# Excellent Saw, Great Power, Good Price



## gizmodyne (Mar 15, 2007)

Hey. Great review. Very complete. That left tilt is interesting.


----------



## wildbill903 (Aug 11, 2007)

Thanks, Gizmo! I'm loving it so far.


----------



## gizmodyne (Mar 15, 2007)

Hi again.

I think you can buy metal knobs to replace the plastic ones. They should not cost too much either.


----------



## Kipster (Feb 15, 2008)

Nice review. Thank you.


----------



## deucefour (Jun 29, 2009)

Thanks, your review helps


----------



## a1Jim (Aug 9, 2008)

Good review


----------



## Geedubs (Jul 23, 2009)

I purchased a 36-714 used a few months ago and have been VERY pleased. I discovered quickly the value of thin kerf blades. Using them 'seemed' to pick up the hp.

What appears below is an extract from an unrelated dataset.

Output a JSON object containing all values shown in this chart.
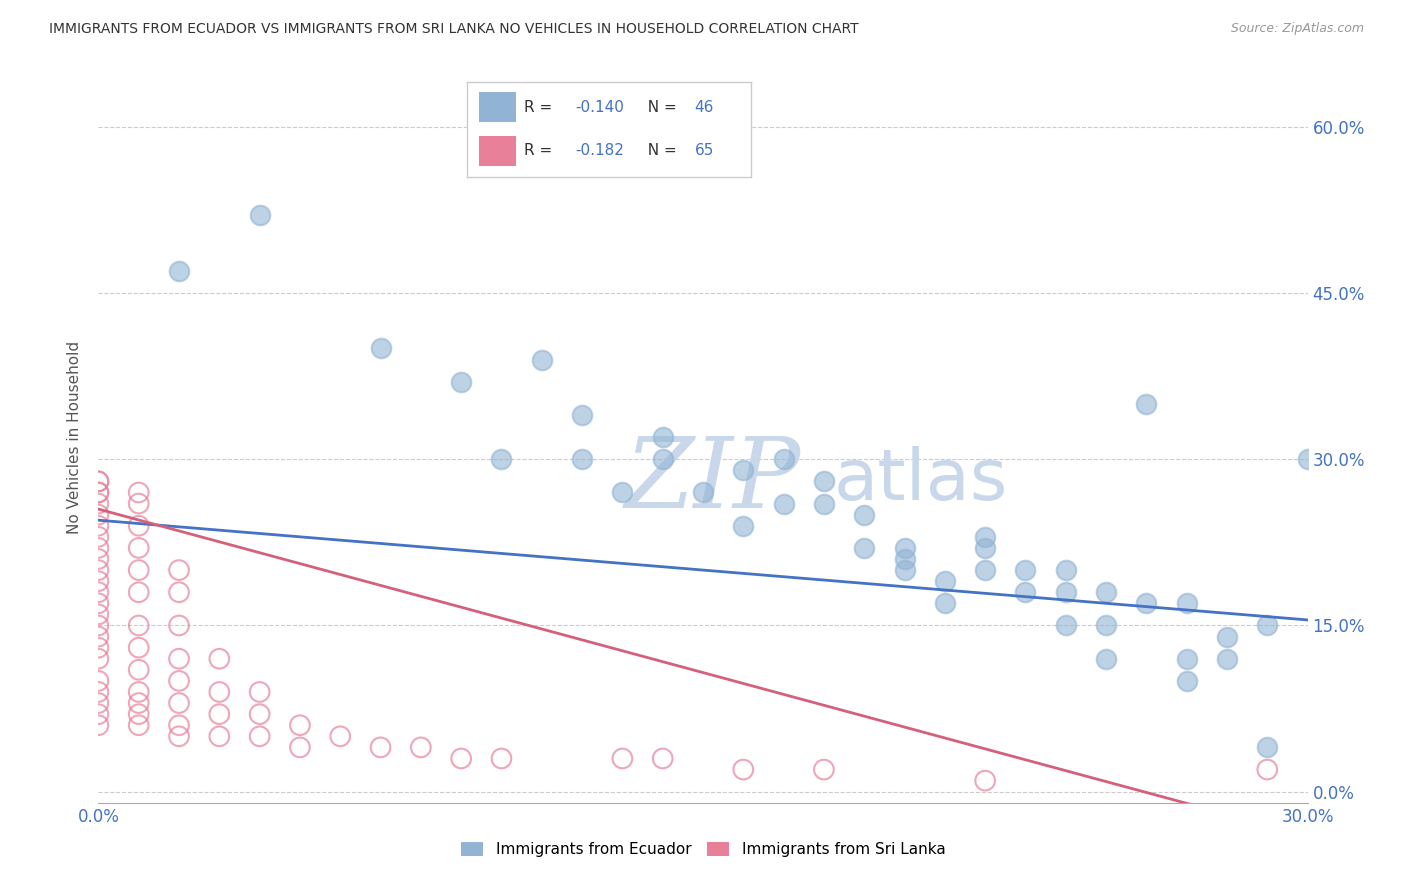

So far, it has handled everything I have thrown at it with aplumb. I just bought a new Grizzly tenoning jig and look forward to using it on this saw!


----------



## JoeLyddon (Apr 22, 2007)

How much do you think this saw would be worth today, June 2010?

In very good shape…

A fair price?

Thank you very much.


----------



## JoeLyddon (Apr 22, 2007)

A friend has one of these saws For Sale… but has not set a price on it…

If it's reasonable, I'd like to buy it…

... BUT, we can't get any idea of what it's worth.

Any help would sure be appreciated.

Thank you very much…


----------